One year after winning the US Open as a junior, Andy Roddick has his first major US Open meltdown as a pro during his thisclose 2001 US Open quarterfinal against Lleyton Hewitt. Roddick was serving to stay in it, at 4-5 in the fifth set. Momentum was on his side. He'd won the first set in a tiebreak, 7-6, lost the second and third and then regrouped to snatch the fourth set from Hewie at 6-3.
I appreciate the look on Roddick's face as he tries to corral all the Tennis Hate he sent galloping around Arthur Ashe stadium. He takes a big breath and tries to settle himself. It reminds me of Coach Al, saying to me, "don't get excited. Get composed before you serve."
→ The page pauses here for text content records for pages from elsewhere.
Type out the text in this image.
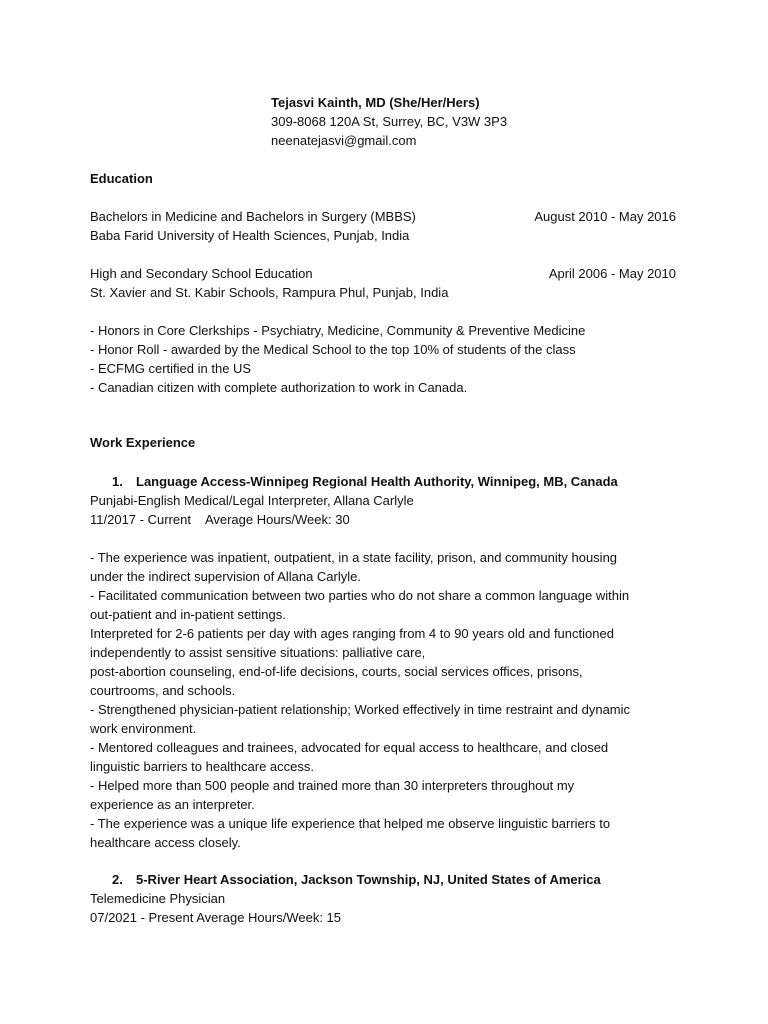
Tejasvi Kainth, MD (She/Her/Hers)
309-8068 120A St, Surrey, BC, V3W 3P3
neenatejasvi@gmail.com
Education
Bachelors in Medicine and Bachelors in Surgery (MBBS)	August 2010 - May 2016
Baba Farid University of Health Sciences, Punjab, India
High and Secondary School Education	April 2006 - May 2010
St. Xavier and St. Kabir Schools, Rampura Phul, Punjab, India
- Honors in Core Clerkships - Psychiatry, Medicine, Community & Preventive Medicine
- Honor Roll - awarded by the Medical School to the top 10% of students of the class
- ECFMG certified in the US
- Canadian citizen with complete authorization to work in Canada.
Work Experience
1. Language Access-Winnipeg Regional Health Authority, Winnipeg, MB, Canada
Punjabi-English Medical/Legal Interpreter, Allana Carlyle
11/2017 - Current Average Hours/Week: 30
- The experience was inpatient, outpatient, in a state facility, prison, and community housing
under the indirect supervision of Allana Carlyle.
- Facilitated communication between two parties who do not share a common language within
out-patient and in-patient settings.
Interpreted for 2-6 patients per day with ages ranging from 4 to 90 years old and functioned
independently to assist sensitive situations: palliative care,
post-abortion counseling, end-of-life decisions, courts, social services offices, prisons,
courtrooms, and schools.
- Strengthened physician-patient relationship; Worked effectively in time restraint and dynamic
work environment.
- Mentored colleagues and trainees, advocated for equal access to healthcare, and closed
linguistic barriers to healthcare access.
- Helped more than 500 people and trained more than 30 interpreters throughout my
experience as an interpreter.
- The experience was a unique life experience that helped me observe linguistic barriers to
healthcare access closely.
2. 5-River Heart Association, Jackson Township, NJ, United States of America
Telemedicine Physician
07/2021 - Present Average Hours/Week: 15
Hewitt, meanwhile, is fiddling with his strings while his squeeze at the time, one of my favorite players, Kim Cjisters, keeps her game face on. Roddick makes several unforced errors to give Hewitt the break, the set and the match. The 20-year-old from Australia went on to win the US Open, his first of two Grand Slam titles (He won Wimby the next year).
Roddick got his turn to hoist the trophy at Arthur Ashe Stadium two years later, in 2003. It would be his only Grand Slam title.
I can't embed the video. Click on the link. It's worth a watch, just to see how the two young guns handled the pressure. And to see how young they were. I forget that these tennis pros, especially the ones we're talking about now -- Sloane Stephens, Milos Raonic, Francis Tiafoe -- are barely at legal drinking age.